Effective and ethical decision making – Part 1
Explore strategies to help youth make effective and ethical decisions that can help them achieve their goals in life.
Making a decision is all about choices. All of the actions, decisions and attitudes we might have reflect choices. According to the book “Parenting to Build Character in your Teen,” there are two core principles that are the foundation for good decision making:
- We all have the power to decide what to say and how we say it.
- We are morally responsible for the consequences of our choices.
When making decisions and choices, youth need to understand how a decision affects others. The potential consequences from decisions that affect themselves and others need to be always on their mind. Stakeholders are the people who can be affected by good or bad decisions and choices we make. Helping youth understand who their stakeholders are and thinking about them before they make decisions may help them make the good choices and effective decisions.
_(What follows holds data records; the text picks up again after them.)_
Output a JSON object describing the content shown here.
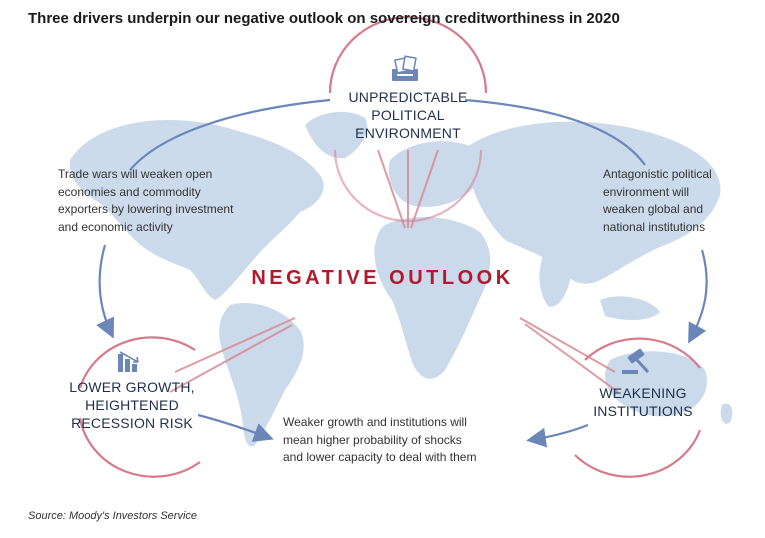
{
  "title": "Three drivers underpin our negative outlook on sovereign creditworthiness in 2020",
  "center": {
    "label": "NEGATIVE OUTLOOK"
  },
  "drivers": [
    {
      "id": "political",
      "lines": [
        "UNPREDICTABLE",
        "POLITICAL",
        "ENVIRONMENT"
      ],
      "icon": "ballot-icon"
    },
    {
      "id": "growth",
      "lines": [
        "LOWER GROWTH,",
        "HEIGHTENED",
        "RECESSION RISK"
      ],
      "icon": "bar-chart-down-icon"
    },
    {
      "id": "institutions",
      "lines": [
        "WEAKENING",
        "INSTITUTIONS"
      ],
      "icon": "gavel-icon"
    }
  ],
  "notes": {
    "left": [
      "Trade wars will weaken open",
      "economies and commodity",
      "exporters by lowering investment",
      "and economic activity"
    ],
    "right": [
      "Antagonistic political",
      "environment will",
      "weaken global and",
      "national institutions"
    ],
    "bottom": [
      "Weaker growth and institutions will",
      "mean higher probability of shocks",
      "and lower capacity to deal with them"
    ]
  },
  "source": "Source: Moody's Investors Service",
  "colors": {
    "accent_red": "#b4182d",
    "arrow_blue": "#6b86b8",
    "map_blue": "#c9d9ea",
    "text_navy": "#1f2f4a"
  }
}
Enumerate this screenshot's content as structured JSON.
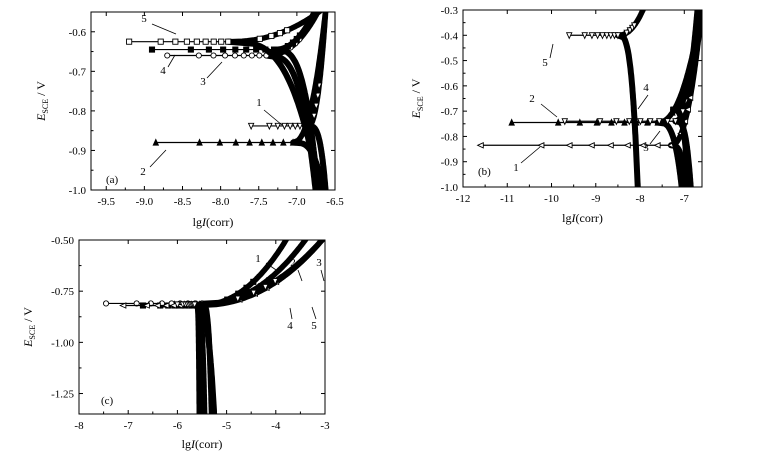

It is important as parents and caregivers to also help youth and teens take choices seriously. There are some choices that we really do think about before we do them, and sometimes teen may have a “not a big deal” attitude, but we need them to understand how many choices effect their long- or short-term goals.
Reflection on the decision at hand is important before a choice is made. Helping youth reflect on the following four questions will also help them to explore how important the decision is and maybe more time is needed for careful decision making:
- Is there possible danger or physical harm to me or anyone else?
- Could I or someone else suffer serious emotional pain?
- Could the decision hurt my reputation, undermine my credibility, or damage important relationships?
- Could the decision impede the achievement of any important goal?
Youth should use the Six Pillars of Character as a guide when making effective and ethical decisions. The Six Pillars of Character includes “trustworthiness,” “respect,” “responsibility,” “fairness,” “caring” and “citizenship.” These six pillars are part of the framework “Character Counts!” created by the Josephson Institute of Ethics.
The next article in this series will explore together the seven steps of the decision making process.
Decision making is an important life skill for youth to gain. Michigan 4-H Youth Development Programs help youth develop this life skill through their 4-H projects and experiences. 4-H provides opportunities for youth to strengthen their decision making skills through, exhibiting projects, leading groups, participating in events and so much more.